The role of the pharmaceutical industry is another contested area. While many public health advocates call for the waiving of intellectual property rights during health emergencies to facilitate global access, pharmaceutical companies argue that this undermines the very ecosystem that enabled the rapid development of COVID-19 vaccines in the first place. There is truth on both sides. Without the promise of exclusive profits, few companies are likely to take on the financial risk of developing novel vaccines or treatments. Yet without stronger guarantees of equitable access, global trust in the international health system continues to erode. The treaty attempts a compromise: it preserves intellectual property but calls for fair pricing and sharing of technology. Whether this balancing act will work in practice remains to be seen. Another looming concern is whether the treaty does enough to tackle the root causes of pandemic risk. Much of the document is focused on response, on how to behave once a virus has already begun to spread. Less attention is paid to prevention. There is little in the way of binding commitments to reduce deforestation, regulate wildlife trade, or limit industrial farming: three well-established drivers of zoonotic spillover. Nor does the treaty sufficiently address the dangers of laboratory biosafety and dual-use research, despite growing international concern over these issues. In short, the treaty may help the world respond faster and more fairly, but it may do little to prevent the next pandemic from occurring in the first place.

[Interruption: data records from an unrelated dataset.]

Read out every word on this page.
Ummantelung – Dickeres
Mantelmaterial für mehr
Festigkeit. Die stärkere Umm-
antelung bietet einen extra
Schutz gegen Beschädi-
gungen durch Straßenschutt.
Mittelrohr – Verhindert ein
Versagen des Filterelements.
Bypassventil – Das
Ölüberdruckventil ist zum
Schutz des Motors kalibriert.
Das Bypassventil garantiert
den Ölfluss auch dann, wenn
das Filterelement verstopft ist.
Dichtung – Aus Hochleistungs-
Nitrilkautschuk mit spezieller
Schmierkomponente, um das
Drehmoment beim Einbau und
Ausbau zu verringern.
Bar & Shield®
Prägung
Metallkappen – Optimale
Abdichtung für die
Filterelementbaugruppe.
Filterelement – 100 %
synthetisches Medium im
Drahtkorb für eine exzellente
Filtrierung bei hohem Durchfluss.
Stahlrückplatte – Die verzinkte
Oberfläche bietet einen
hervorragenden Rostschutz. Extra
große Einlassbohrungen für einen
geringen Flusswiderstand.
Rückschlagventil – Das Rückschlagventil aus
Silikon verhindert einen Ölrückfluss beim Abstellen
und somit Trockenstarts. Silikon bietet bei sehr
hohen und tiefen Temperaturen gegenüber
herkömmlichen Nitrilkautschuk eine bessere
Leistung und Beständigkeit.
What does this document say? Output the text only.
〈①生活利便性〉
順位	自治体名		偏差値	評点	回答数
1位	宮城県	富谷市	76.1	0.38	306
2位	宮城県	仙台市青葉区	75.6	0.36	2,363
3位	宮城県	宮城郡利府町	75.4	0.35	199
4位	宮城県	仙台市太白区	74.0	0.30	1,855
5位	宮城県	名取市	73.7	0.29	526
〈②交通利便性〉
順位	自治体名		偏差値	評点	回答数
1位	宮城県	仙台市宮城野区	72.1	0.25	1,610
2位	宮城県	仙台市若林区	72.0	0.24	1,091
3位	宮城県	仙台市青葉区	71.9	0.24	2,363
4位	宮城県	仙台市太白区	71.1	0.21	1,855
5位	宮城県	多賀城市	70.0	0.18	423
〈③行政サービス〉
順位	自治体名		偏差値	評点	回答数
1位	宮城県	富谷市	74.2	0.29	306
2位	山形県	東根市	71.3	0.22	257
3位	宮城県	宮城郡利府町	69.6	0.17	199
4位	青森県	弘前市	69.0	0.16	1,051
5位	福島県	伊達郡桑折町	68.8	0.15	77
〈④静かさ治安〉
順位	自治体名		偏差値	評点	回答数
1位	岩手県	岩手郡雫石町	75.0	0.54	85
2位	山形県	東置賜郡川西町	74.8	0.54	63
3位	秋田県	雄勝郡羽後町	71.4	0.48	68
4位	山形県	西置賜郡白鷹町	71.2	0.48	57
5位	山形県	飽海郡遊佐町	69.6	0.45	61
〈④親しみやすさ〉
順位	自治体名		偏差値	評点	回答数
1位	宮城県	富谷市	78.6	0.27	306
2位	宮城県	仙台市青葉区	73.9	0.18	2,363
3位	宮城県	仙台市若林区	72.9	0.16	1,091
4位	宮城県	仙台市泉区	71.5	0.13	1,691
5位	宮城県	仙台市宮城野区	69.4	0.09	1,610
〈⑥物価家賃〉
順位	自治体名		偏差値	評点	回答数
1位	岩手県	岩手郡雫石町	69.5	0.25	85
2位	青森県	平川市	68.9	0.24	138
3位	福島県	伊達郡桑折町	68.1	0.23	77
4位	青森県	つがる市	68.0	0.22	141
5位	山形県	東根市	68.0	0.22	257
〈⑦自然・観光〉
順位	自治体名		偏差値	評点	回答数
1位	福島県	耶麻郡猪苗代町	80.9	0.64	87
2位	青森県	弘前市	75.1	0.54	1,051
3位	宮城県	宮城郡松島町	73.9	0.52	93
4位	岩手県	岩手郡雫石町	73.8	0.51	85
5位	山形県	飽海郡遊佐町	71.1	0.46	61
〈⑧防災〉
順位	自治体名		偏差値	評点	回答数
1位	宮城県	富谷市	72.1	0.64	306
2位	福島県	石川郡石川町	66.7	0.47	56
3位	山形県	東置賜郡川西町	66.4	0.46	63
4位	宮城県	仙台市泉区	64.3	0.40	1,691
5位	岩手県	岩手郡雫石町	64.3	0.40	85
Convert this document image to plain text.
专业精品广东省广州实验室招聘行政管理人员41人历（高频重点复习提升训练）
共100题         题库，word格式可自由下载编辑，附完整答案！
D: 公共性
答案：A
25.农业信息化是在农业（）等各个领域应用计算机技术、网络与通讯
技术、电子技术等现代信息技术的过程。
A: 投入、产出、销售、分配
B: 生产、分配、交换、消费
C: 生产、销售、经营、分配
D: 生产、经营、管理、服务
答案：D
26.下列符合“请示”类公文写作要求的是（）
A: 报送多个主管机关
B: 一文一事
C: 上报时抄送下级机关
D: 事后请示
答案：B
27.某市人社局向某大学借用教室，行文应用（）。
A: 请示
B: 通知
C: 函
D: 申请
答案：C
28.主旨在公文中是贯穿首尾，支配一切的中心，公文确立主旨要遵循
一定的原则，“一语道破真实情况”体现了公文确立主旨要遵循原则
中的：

Despite its limitations, the treaty represents a serious attempt to learn from the failures of the past. That in itself is no small achievement. After the Ebola outbreak in West Africa in 2014, there were similar calls for reform and global coordination, most of which failed to materialise. COVID-19, by virtue of its scale and its trauma, has forced a reckoning. But the success of this treaty will depend not on what is written in Geneva, but on what is done in capitals around the world. A document, even one as ambitious as this, is only as strong as the political will behind it. If pandemic preparedness is to mean more than stockpiles and strategy papers, it must be underpinned by a renewed sense of solidarity, one that understands health not as a commodity or a privilege, but as a shared global right.
As the WHO prepares for its annual assembly in May, where the treaty will be formally adopted, the world waits to see whether this agreement will herald a new era of global health collaboration, or whether, like so many before it, it will be quietly shelved when the next crisis arrives. If the past five years have taught us anything, it is that health emergencies are no longer rare, isolated events; they are now a defining feature of the 21st century. The question is whether our institutions are ready to evolve accordingly.